Flash News
How Ceno Klosi tolerated the incinerator company, the dubious negotiations for millions of euros
Abazovic speaks: Why did Montenegro vote against Kosovo in the Council of Europe
After Berber's arrest, Rama appoints a new director in charge of the Albanian Road Authority
An apartment on 'Zogu i Parë' boulevard in Tirana is engulfed in flames
Berisha: We were the first opposition to apply for NATO membership after the fall of communism
by Gent Çela
Today we are in electoral silence. Voting tomorrow in six cities where municipalities are without a mayor. Mainly because the previous presidents, as coincidentally, had been shot with criminal precedents.
Silence as a finding of the Electoral Code, gives the sovereign the day of enlightenment, cooling, after hearing for several weeks the kennel of accusations and promises in the next tale of the beginning of the blossoming of the pros.
After the silence, it is voted and after the voting, it is silenced. For another four years.
Voters, citizens feel sovereign for only one day.
After the silence, as after every silence, the sovereigns are the same, the same landowners, the rulers of a patient people who have been silent for thirty-some years.
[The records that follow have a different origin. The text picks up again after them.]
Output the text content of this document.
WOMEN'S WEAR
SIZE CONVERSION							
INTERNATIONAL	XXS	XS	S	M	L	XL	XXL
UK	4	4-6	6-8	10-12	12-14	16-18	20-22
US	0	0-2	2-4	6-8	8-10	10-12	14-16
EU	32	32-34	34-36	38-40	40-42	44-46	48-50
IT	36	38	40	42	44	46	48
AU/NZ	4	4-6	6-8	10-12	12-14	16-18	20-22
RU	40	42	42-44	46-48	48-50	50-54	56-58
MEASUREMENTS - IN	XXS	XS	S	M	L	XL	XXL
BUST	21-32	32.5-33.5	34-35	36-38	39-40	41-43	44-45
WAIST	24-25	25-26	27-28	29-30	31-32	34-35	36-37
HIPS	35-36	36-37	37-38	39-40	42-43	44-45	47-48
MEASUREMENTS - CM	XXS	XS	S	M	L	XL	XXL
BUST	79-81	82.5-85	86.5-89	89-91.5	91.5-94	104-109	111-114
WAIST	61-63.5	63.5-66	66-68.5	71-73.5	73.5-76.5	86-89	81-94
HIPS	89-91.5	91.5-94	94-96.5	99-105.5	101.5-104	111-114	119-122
Perhaps in the political vocabulary, the day of electoral silence could be called the day of the Albanian.
We have already entered the thirty-second year of silence before and after the election.
Our silence has overthrown the lexicon of our popular words and the whole world philosophy built around the tribal gesture of silence.
The silence, the daily sus, the crouching inside the walls of the house built of fear concrete, has turned most (the silent ones) into submissive cavities after every experiment and bargain on the soft backs of violence, theft, lying.
Today in our country, a liter of oil costs 240 leks. According to speculators, the price increase comes as a result of the war in Ukraine.
In fact, from Ukraine (often given an unnecessary "h" as silence, making Ukraine), an Albanian journalist reported that the price of fuel there has not changed even in this week where the war has stopped the world.
Other abuses are expected to follow as a result not of the price of oil, but of silence.
Maybe someone should tell Albanians that SILENCE IS NOT GOLD!